Os medicamentos injetáveis usados no tratamento da obesidade e do diabetes tipo 2 - os agonistas de GLP-1, como Wegovy, Ozempic e Mounjaro - revolucionaram a indústria farmacêutica nos últimos anos. Além de comprovarem eficácia na proteção cardiovascular e no controle de gordura no fígado, seu principal atrativo é a perda de peso.

Mas os efeitos colaterais, especialmente os relacionados a refluxo e vômito, têm chamado atenção de dentistas, já que podem causar danos bucais como corrosão dental e mau hálito. Afinal, por que isso acontece?

Essas medicações, à base de semaglutida e tirzepatida, estão associadas a alterações significativas na saúde bucal, como boca seca (xerostomia) e baixa produção de saliva, condição que favorece a proliferação de bactérias causadoras de mau hálito e cáries.

A cirurgiã-dentista Bianca Soares Zambiasi, doutora em dentística restauradora, explica que "a saliva é fundamental para equilibrar o pH e promover a limpeza natural da cavidade oral. Já os ácidos gástricos têm alta característica abrasiva. Entre os prejuízos, estão maior risco de erosões dentais, retração ou inflamação gengival e mau hálito."

Um dos principais efeitos colaterais desses fármacos é o refluxo gastroesofágico, que pode danificar os dentes. A endocrinologista Deborah Mello Beranger, especialista em obesidade e emagrecimento, ressalta que o vômito também pode ocorrer, devido ao esvaziamento gástrico mais lento provocado pela medicação, o que gera sensação de inchaço e náusea.

"É comum que o paciente apresente alterações no paladar, nas papilas gustativas e até na aparência da língua. Essas mudanças podem ocorrer não apenas pelo refluxo, mas também como efeito direto da medicação", explica a endocrinologista.

Além de acompanhamento odontológico regular, ela recomenda que os pacientes não passem longos períodos sem se alimentar. O ideal é fazer pequenas refeições a cada três horas.

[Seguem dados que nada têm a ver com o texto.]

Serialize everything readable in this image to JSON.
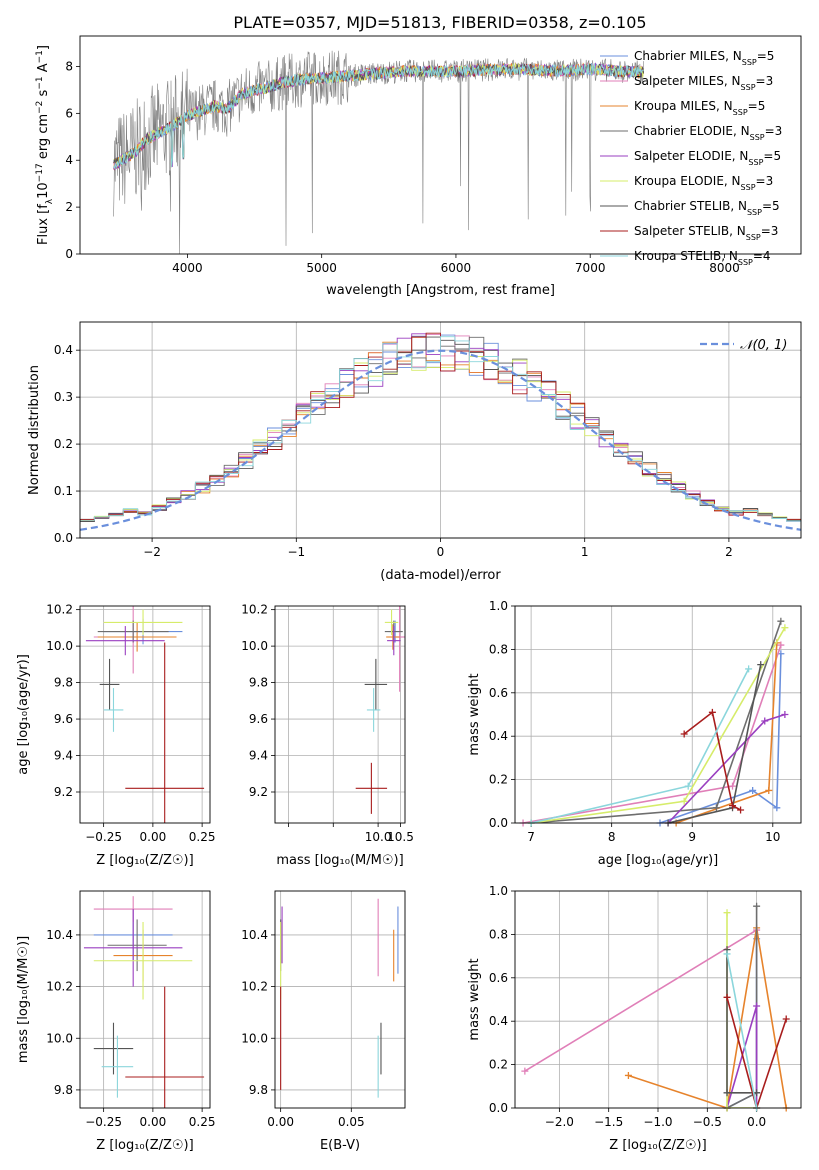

Essa prática reduz o risco de hipoglicemia, cetoacidose diabética (em quem tem diabetes) e minimiza episódios de refluxo e regurgitação.

Quando os vômitos são frequentes, o esmalte dos dentes sofre desgaste devido ao contato repetido com o ácido clorídrico do estômago, aumentando os danos ao longo dos meses e anos.

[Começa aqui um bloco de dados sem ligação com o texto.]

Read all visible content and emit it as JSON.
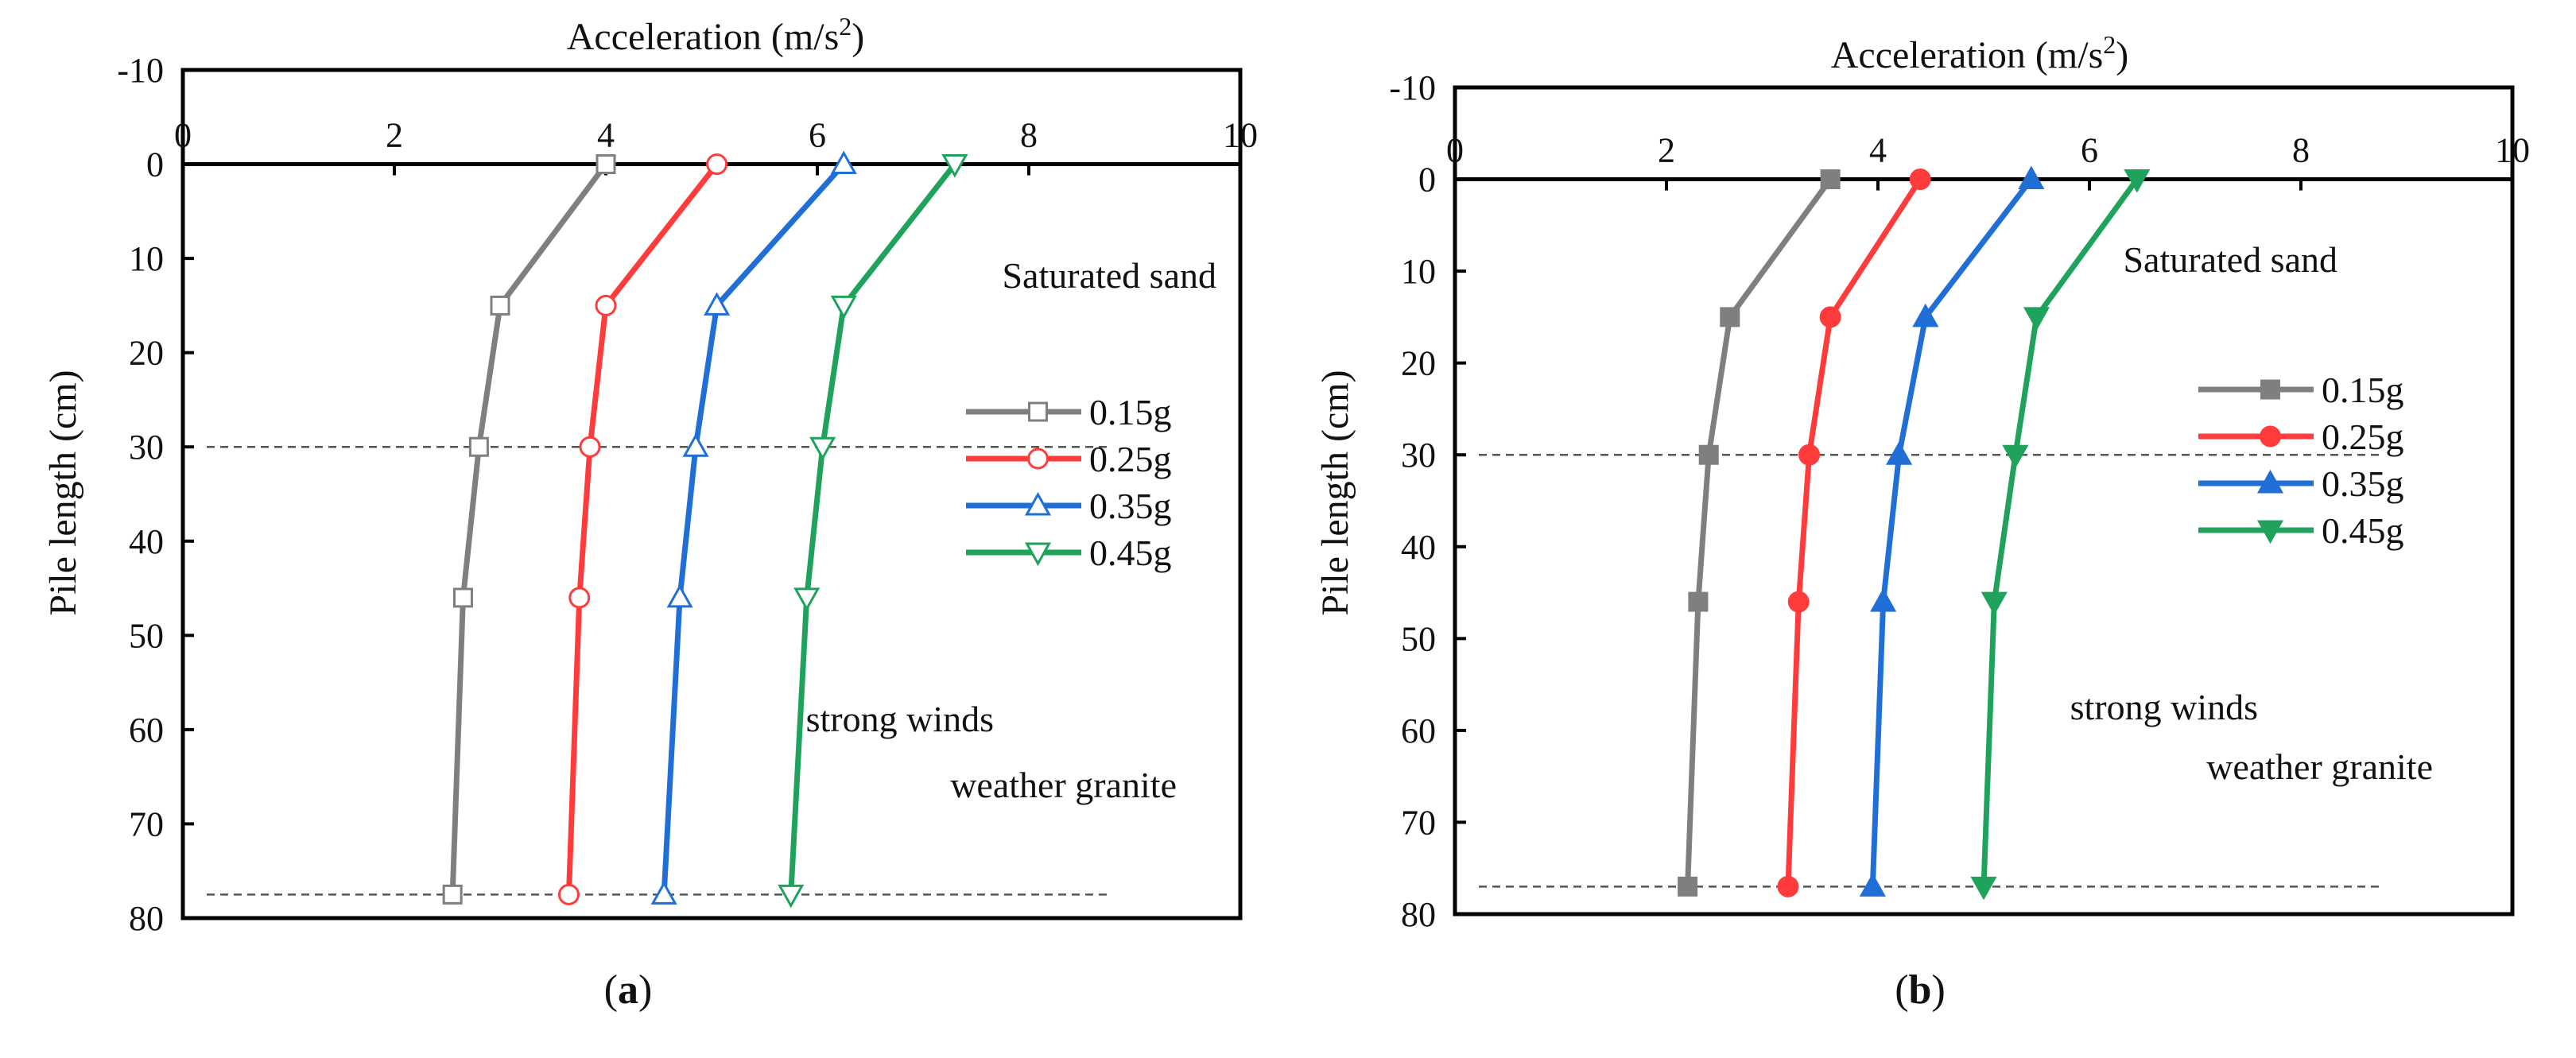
{
  "chart_data": [
    {
      "type": "line",
      "panel": "(a)",
      "xlabel_prefix": "Acceleration (m/s",
      "xlabel_sup": "2",
      "xlabel_suffix": ")",
      "ylabel": "Pile length (cm)",
      "xlim": [
        0,
        10
      ],
      "ylim": [
        -10,
        80
      ],
      "xticks": [
        0,
        2,
        4,
        6,
        8,
        10
      ],
      "yticks": [
        -10,
        0,
        10,
        20,
        30,
        40,
        50,
        60,
        70,
        80
      ],
      "xtick_labels": [
        "0",
        "2",
        "4",
        "6",
        "8",
        "10"
      ],
      "ytick_labels": [
        "-10",
        "0",
        "10",
        "20",
        "30",
        "40",
        "50",
        "60",
        "70",
        "80"
      ],
      "reference_lines": [
        30,
        77.5
      ],
      "annotations": {
        "top_layer": "Saturated sand",
        "bottom_layer_1": "strong winds",
        "bottom_layer_2": "weather granite"
      },
      "marker_fill": "hollow",
      "y": [
        0,
        15,
        30,
        46,
        77.5
      ],
      "series": [
        {
          "name": "0.15g",
          "color": "#7f7f7f",
          "marker": "square",
          "x": [
            4.0,
            3.0,
            2.8,
            2.65,
            2.55
          ]
        },
        {
          "name": "0.25g",
          "color": "#ff3b3b",
          "marker": "circle",
          "x": [
            5.05,
            4.0,
            3.85,
            3.75,
            3.65
          ]
        },
        {
          "name": "0.35g",
          "color": "#1f6fd6",
          "marker": "triangle-up",
          "x": [
            6.25,
            5.05,
            4.85,
            4.7,
            4.55
          ]
        },
        {
          "name": "0.45g",
          "color": "#1fa35c",
          "marker": "triangle-down",
          "x": [
            7.3,
            6.25,
            6.05,
            5.9,
            5.75
          ]
        }
      ]
    },
    {
      "type": "line",
      "panel": "(b)",
      "xlabel_prefix": "Acceleration (m/s",
      "xlabel_sup": "2",
      "xlabel_suffix": ")",
      "ylabel": "Pile length (cm)",
      "xlim": [
        0,
        10
      ],
      "ylim": [
        -10,
        80
      ],
      "xticks": [
        0,
        2,
        4,
        6,
        8,
        10
      ],
      "yticks": [
        -10,
        0,
        10,
        20,
        30,
        40,
        50,
        60,
        70,
        80
      ],
      "xtick_labels": [
        "0",
        "2",
        "4",
        "6",
        "8",
        "10"
      ],
      "ytick_labels": [
        "-10",
        "0",
        "10",
        "20",
        "30",
        "40",
        "50",
        "60",
        "70",
        "80"
      ],
      "reference_lines": [
        30,
        77
      ],
      "annotations": {
        "top_layer": "Saturated sand",
        "bottom_layer_1": "strong winds",
        "bottom_layer_2": "weather granite"
      },
      "marker_fill": "filled",
      "y": [
        0,
        15,
        30,
        46,
        77
      ],
      "series": [
        {
          "name": "0.15g",
          "color": "#7f7f7f",
          "marker": "square",
          "x": [
            3.55,
            2.6,
            2.4,
            2.3,
            2.2
          ]
        },
        {
          "name": "0.25g",
          "color": "#ff3b3b",
          "marker": "circle",
          "x": [
            4.4,
            3.55,
            3.35,
            3.25,
            3.15
          ]
        },
        {
          "name": "0.35g",
          "color": "#1f6fd6",
          "marker": "triangle-up",
          "x": [
            5.45,
            4.45,
            4.2,
            4.05,
            3.95
          ]
        },
        {
          "name": "0.45g",
          "color": "#1fa35c",
          "marker": "triangle-down",
          "x": [
            6.45,
            5.5,
            5.3,
            5.1,
            5.0
          ]
        }
      ]
    }
  ]
}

"O ideal é procurar um cirurgião-dentista assim que iniciar o tratamento para receber orientações personalizadas. A higiene bucal rigorosa é o segundo pilar de prevenção. Nem todos os pacientes terão complicações, mas é possível se prevenir", completa Zambiasi.

POSSO TER MAIS CÁRIES COM ESSES MEDICAMENTOS?

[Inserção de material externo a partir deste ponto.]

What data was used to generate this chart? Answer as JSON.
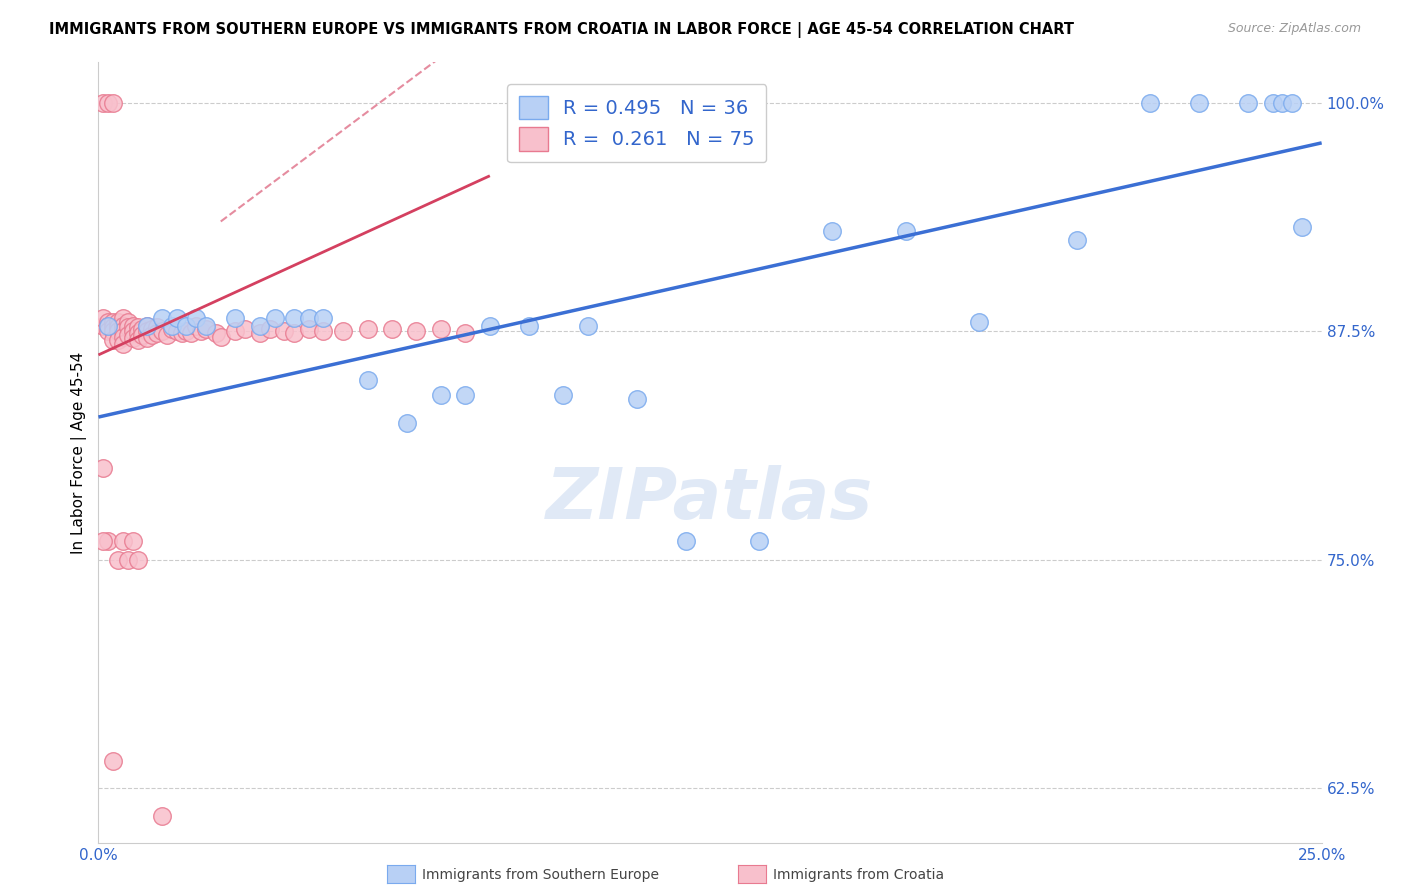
{
  "title": "IMMIGRANTS FROM SOUTHERN EUROPE VS IMMIGRANTS FROM CROATIA IN LABOR FORCE | AGE 45-54 CORRELATION CHART",
  "source": "Source: ZipAtlas.com",
  "ylabel": "In Labor Force | Age 45-54",
  "xmin": 0.0,
  "xmax": 0.25,
  "ymin": 0.595,
  "ymax": 1.022,
  "yticks": [
    0.625,
    0.75,
    0.875,
    1.0
  ],
  "ytick_labels": [
    "62.5%",
    "75.0%",
    "87.5%",
    "100.0%"
  ],
  "xticks": [
    0.0,
    0.05,
    0.1,
    0.15,
    0.2,
    0.25
  ],
  "xtick_labels": [
    "0.0%",
    "",
    "",
    "",
    "",
    "25.0%"
  ],
  "legend_blue_r": "R = 0.495",
  "legend_blue_n": "N = 36",
  "legend_pink_r": "R =  0.261",
  "legend_pink_n": "N = 75",
  "legend_blue_label": "Immigrants from Southern Europe",
  "legend_pink_label": "Immigrants from Croatia",
  "blue_dot_color": "#b8d0f5",
  "blue_edge_color": "#7aaaee",
  "pink_dot_color": "#f8c0cc",
  "pink_edge_color": "#e87a90",
  "blue_line_color": "#3b6fd4",
  "pink_line_color": "#d44060",
  "grid_color": "#cccccc",
  "background_color": "#ffffff",
  "watermark": "ZIPatlas",
  "watermark_color": "#c8d8f0",
  "blue_line_x0": 0.0,
  "blue_line_y0": 0.828,
  "blue_line_x1": 0.25,
  "blue_line_y1": 0.978,
  "pink_line_x0": 0.0,
  "pink_line_y0": 0.862,
  "pink_line_x1": 0.08,
  "pink_line_y1": 0.96,
  "blue_x": [
    0.002,
    0.01,
    0.013,
    0.015,
    0.016,
    0.018,
    0.02,
    0.022,
    0.028,
    0.033,
    0.036,
    0.04,
    0.043,
    0.046,
    0.055,
    0.063,
    0.07,
    0.075,
    0.08,
    0.088,
    0.095,
    0.1,
    0.11,
    0.12,
    0.135,
    0.15,
    0.165,
    0.18,
    0.2,
    0.215,
    0.225,
    0.235,
    0.24,
    0.242,
    0.244,
    0.246
  ],
  "blue_y": [
    0.878,
    0.878,
    0.882,
    0.878,
    0.882,
    0.878,
    0.882,
    0.878,
    0.882,
    0.878,
    0.882,
    0.882,
    0.882,
    0.882,
    0.848,
    0.825,
    0.84,
    0.84,
    0.878,
    0.878,
    0.84,
    0.878,
    0.838,
    0.76,
    0.76,
    0.93,
    0.93,
    0.88,
    0.925,
    1.0,
    1.0,
    1.0,
    1.0,
    1.0,
    1.0,
    0.932
  ],
  "pink_x": [
    0.001,
    0.001,
    0.001,
    0.002,
    0.002,
    0.002,
    0.002,
    0.003,
    0.003,
    0.003,
    0.003,
    0.003,
    0.004,
    0.004,
    0.004,
    0.004,
    0.005,
    0.005,
    0.005,
    0.005,
    0.005,
    0.006,
    0.006,
    0.006,
    0.007,
    0.007,
    0.007,
    0.008,
    0.008,
    0.008,
    0.009,
    0.009,
    0.01,
    0.01,
    0.01,
    0.011,
    0.011,
    0.012,
    0.012,
    0.013,
    0.014,
    0.015,
    0.016,
    0.017,
    0.018,
    0.019,
    0.02,
    0.021,
    0.022,
    0.024,
    0.025,
    0.028,
    0.03,
    0.033,
    0.035,
    0.038,
    0.04,
    0.043,
    0.046,
    0.05,
    0.055,
    0.06,
    0.065,
    0.07,
    0.075,
    0.013,
    0.003,
    0.002,
    0.001,
    0.001,
    0.004,
    0.005,
    0.006,
    0.007,
    0.008
  ],
  "pink_y": [
    0.878,
    0.882,
    1.0,
    0.88,
    0.878,
    0.875,
    1.0,
    0.88,
    0.877,
    0.875,
    0.87,
    1.0,
    0.88,
    0.877,
    0.875,
    0.87,
    0.882,
    0.878,
    0.875,
    0.872,
    0.868,
    0.88,
    0.877,
    0.873,
    0.878,
    0.875,
    0.871,
    0.877,
    0.874,
    0.87,
    0.876,
    0.873,
    0.878,
    0.875,
    0.871,
    0.876,
    0.873,
    0.877,
    0.874,
    0.875,
    0.873,
    0.876,
    0.875,
    0.874,
    0.875,
    0.874,
    0.878,
    0.875,
    0.876,
    0.874,
    0.872,
    0.875,
    0.876,
    0.874,
    0.876,
    0.875,
    0.874,
    0.876,
    0.875,
    0.875,
    0.876,
    0.876,
    0.875,
    0.876,
    0.874,
    0.61,
    0.64,
    0.76,
    0.8,
    0.76,
    0.75,
    0.76,
    0.75,
    0.76,
    0.75
  ]
}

A baixa produção de saliva pode aumentar o risco de cárie, pois a saliva ajuda a neutralizar o pH, controlar bactérias e remover resíduos alimentares. No entanto, a cárie é uma doença multifatorial, que depende também da higiene oral, do consumo de açúcar e do uso de flúor.

"Pacientes com hipossalivação podem manter a boca saudável se seguirem uma rotina adequada de higiene e dieta, usando creme dental fluoretado e evitando açúcares em excesso", explica Zambiasi.

ROTINA DE CUIDADOS

  • Higiene oral rigorosa: escovação frequente e uso diário de fio dental para evitar acúmulo de placa e halitose.
  • Alimentação equilibrada: reduzir consumo de alimentos ácidos e gordurosos, que agravam o refluxo.
  • Acompanhamento odontológico regular.
  • Bianca Soares Zambiasi sugere uma rotina de cuidados bucais:
    Creme dental: escolher opções com baixo índice de abrasividade (RDA até 100), que contenham 1.000 a 1.500 ppm de flúor para proteger o esmalte e prevenir cáries.
  • Escova de dentes: optar por cerdas extra ou ultra macias para evitar desgaste do esmalte e retração gengival.
  • Escovação: escovar os dentes após todas as refeições ou sempre que houver episódios de refluxo ou vômito. A escovação noturna é essencial, pois a produção de saliva cai durante o sono.

"Essas recomendações não valem apenas para pacientes que usam semaglutida ou tirzepatida, mas para toda a população. Quem está em tratamento deve reforçar os cuidados, principalmente se houver boca seca, vômito ou refluxo", completa a dentista.